I think it was an episode of computer chronicles (via
archive.org) I was watching that was
showing off a new cd based encyclopedia. Bragging about the capacity and amount of cds and
it could be used on the $800 cd player for the ibm pc.
I think the episode of dr who representing our history with "the ipod" (a
jukebox) is pretty likely though.
Technically 50 years from right now would be quad core processors and lcd flat panels.
I'd almost dare to say an fps gaming rig might represent 2012s home computer.
-----Original Message-----
From: Eric Smith <eric at brouhaha.com>
Sender: cctalk-bounces at classiccmp.orgDate: Fri, 04 Jan 2013 23:02:27
To: General Discussion On-Topic and Off-Topic Posts<cctalk at classiccmp.org>
Reply-To: "General Discussion: On-Topic and Off-Topic Posts"
<cctalk at classiccmp.org>
Subject: Re: NASA computers circa 1969
Tim Shoppa wrote:
I'm sure somebody here did it. 5150 with a CM153
card for Philips
CM100 player?
I lost track of the thread somehow, so I'm not sure *what* somebody here
did.
I have some CM100 players but no CM153 cards.

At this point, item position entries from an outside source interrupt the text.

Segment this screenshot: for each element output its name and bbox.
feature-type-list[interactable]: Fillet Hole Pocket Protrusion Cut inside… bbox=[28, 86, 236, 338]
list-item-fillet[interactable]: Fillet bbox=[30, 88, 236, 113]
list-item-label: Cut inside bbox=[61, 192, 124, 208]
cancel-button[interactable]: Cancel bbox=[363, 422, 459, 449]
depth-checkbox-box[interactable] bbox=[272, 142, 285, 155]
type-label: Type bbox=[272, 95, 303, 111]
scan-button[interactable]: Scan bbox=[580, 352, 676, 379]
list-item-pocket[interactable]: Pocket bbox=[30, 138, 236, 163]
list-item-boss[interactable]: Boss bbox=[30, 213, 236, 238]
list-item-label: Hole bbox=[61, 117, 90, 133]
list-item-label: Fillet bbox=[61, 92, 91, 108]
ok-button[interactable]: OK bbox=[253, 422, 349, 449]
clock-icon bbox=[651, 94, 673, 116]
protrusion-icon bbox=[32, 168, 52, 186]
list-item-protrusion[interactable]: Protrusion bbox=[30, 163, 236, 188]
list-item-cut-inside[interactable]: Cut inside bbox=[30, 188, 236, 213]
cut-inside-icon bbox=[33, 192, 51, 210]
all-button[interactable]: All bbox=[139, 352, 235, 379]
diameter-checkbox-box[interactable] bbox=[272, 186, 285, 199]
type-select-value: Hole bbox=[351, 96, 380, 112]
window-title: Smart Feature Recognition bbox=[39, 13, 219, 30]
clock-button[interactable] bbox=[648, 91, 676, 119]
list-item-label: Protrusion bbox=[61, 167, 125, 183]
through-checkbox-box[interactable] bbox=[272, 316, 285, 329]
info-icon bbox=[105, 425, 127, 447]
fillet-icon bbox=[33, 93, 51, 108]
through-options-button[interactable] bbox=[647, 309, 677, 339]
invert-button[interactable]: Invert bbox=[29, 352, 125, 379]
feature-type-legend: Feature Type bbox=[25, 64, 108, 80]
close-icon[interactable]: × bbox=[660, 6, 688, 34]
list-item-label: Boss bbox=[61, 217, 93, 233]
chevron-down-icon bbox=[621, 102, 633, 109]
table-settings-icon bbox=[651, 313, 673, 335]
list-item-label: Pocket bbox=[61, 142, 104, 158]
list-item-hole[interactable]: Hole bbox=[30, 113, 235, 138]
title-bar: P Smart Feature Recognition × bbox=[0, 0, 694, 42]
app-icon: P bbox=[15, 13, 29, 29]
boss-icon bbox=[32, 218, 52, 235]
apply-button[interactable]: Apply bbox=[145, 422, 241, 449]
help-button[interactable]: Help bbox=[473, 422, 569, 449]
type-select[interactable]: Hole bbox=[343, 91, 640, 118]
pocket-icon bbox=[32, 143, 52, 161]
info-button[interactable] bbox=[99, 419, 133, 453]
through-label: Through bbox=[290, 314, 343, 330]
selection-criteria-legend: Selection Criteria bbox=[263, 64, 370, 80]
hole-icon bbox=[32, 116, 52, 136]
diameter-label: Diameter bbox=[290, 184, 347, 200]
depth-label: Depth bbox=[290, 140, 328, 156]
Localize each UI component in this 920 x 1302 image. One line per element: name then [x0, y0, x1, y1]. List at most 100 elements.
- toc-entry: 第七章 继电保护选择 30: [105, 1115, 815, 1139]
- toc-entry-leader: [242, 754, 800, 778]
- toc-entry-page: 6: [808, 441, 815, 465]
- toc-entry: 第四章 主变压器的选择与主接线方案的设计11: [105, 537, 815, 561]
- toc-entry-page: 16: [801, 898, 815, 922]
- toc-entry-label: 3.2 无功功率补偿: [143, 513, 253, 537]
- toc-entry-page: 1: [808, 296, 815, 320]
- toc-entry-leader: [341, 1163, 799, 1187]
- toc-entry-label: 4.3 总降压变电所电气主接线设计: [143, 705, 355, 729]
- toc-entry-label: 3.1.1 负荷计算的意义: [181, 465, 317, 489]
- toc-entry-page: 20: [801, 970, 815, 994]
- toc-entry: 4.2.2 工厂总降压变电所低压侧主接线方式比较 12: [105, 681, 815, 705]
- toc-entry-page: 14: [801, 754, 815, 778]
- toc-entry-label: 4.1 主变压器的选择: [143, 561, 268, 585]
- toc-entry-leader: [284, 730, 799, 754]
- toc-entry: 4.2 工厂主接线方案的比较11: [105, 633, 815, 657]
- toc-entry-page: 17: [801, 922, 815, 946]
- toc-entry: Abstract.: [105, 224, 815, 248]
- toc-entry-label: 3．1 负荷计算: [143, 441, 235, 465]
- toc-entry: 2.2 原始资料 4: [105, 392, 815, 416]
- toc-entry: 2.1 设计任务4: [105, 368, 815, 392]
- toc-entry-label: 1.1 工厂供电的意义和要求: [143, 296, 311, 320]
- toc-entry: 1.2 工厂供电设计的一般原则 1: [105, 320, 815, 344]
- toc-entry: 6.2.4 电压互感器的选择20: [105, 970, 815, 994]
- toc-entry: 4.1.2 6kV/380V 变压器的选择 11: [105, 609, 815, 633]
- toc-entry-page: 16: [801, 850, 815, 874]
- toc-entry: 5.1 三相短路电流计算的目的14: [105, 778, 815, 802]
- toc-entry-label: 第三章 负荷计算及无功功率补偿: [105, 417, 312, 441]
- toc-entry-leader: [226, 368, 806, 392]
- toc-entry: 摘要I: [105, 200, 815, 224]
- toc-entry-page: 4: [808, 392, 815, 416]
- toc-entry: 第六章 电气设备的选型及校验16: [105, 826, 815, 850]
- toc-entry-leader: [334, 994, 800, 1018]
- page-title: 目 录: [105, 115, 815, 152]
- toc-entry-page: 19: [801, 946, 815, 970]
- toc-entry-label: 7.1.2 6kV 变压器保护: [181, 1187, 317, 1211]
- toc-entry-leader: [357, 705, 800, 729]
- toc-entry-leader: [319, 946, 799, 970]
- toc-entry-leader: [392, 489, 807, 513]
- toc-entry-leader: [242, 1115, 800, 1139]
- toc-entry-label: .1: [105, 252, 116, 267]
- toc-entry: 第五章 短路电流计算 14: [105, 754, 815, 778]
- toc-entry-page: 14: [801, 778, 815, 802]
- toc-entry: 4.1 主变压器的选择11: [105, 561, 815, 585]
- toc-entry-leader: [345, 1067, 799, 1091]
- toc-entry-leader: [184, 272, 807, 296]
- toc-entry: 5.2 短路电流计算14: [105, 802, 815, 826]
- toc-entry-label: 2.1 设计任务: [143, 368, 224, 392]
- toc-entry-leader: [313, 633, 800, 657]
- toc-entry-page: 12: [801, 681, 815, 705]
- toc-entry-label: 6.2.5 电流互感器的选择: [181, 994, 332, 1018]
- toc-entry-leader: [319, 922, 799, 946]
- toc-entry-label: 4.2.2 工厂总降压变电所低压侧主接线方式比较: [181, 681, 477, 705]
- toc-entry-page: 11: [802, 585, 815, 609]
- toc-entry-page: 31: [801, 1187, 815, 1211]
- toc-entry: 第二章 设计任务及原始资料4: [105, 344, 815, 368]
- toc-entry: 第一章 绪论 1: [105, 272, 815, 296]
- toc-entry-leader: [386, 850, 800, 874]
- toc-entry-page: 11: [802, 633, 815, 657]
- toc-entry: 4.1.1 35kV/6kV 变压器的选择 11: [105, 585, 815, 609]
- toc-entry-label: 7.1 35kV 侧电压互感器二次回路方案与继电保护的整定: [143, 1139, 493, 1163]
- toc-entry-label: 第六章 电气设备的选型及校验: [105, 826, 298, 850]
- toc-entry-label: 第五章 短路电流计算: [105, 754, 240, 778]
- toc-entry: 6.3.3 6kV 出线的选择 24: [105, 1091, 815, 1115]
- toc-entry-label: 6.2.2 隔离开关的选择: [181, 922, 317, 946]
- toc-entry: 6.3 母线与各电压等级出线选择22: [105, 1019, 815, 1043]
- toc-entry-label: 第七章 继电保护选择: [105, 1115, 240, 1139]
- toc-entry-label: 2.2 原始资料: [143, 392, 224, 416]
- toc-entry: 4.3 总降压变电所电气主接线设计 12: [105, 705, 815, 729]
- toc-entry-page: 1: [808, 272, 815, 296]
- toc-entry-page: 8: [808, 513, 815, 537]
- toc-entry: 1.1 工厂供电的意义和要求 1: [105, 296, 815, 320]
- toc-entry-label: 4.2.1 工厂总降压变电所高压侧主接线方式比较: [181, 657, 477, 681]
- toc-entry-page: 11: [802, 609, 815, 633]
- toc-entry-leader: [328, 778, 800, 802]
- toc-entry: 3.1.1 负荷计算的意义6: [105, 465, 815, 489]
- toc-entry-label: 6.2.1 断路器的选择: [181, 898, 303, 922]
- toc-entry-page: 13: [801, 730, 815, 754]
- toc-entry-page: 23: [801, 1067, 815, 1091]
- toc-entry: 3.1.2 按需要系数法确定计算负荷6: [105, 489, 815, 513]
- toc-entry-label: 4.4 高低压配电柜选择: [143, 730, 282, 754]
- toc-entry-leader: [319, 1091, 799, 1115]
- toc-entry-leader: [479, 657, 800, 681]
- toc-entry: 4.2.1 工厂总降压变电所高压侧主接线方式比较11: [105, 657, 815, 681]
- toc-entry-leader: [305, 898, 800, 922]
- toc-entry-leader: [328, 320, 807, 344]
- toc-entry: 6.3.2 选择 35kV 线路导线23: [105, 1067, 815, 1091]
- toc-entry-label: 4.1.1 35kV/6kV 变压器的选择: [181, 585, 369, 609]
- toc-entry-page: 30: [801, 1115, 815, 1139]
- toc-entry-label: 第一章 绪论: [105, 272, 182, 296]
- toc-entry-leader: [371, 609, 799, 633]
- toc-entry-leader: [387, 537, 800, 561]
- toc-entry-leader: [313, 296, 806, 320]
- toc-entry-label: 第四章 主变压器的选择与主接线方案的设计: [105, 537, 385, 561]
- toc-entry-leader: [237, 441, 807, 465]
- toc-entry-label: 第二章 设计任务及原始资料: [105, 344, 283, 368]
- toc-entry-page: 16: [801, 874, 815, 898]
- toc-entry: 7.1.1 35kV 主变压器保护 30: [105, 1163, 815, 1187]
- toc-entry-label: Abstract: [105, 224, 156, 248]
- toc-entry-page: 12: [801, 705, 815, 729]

I think the player is
equivalent to the DEC RRD50, so it should also work with a KRQ50 (M7552)
for a Qbus system, but I don't have one of those either.
Some years back I reverse-engineered two versions of the CM100 firmware
(8051). The interface uses DA15 connectors with four EIA-422
differential pairs. If they had made the interface only a *tiny* bit
different, they could have supported eight CM100 drives on a single host
adapter.
The CM110 is the same drive with an additional board that interfaces it
to SCSI, but I've never gotten my hands on one.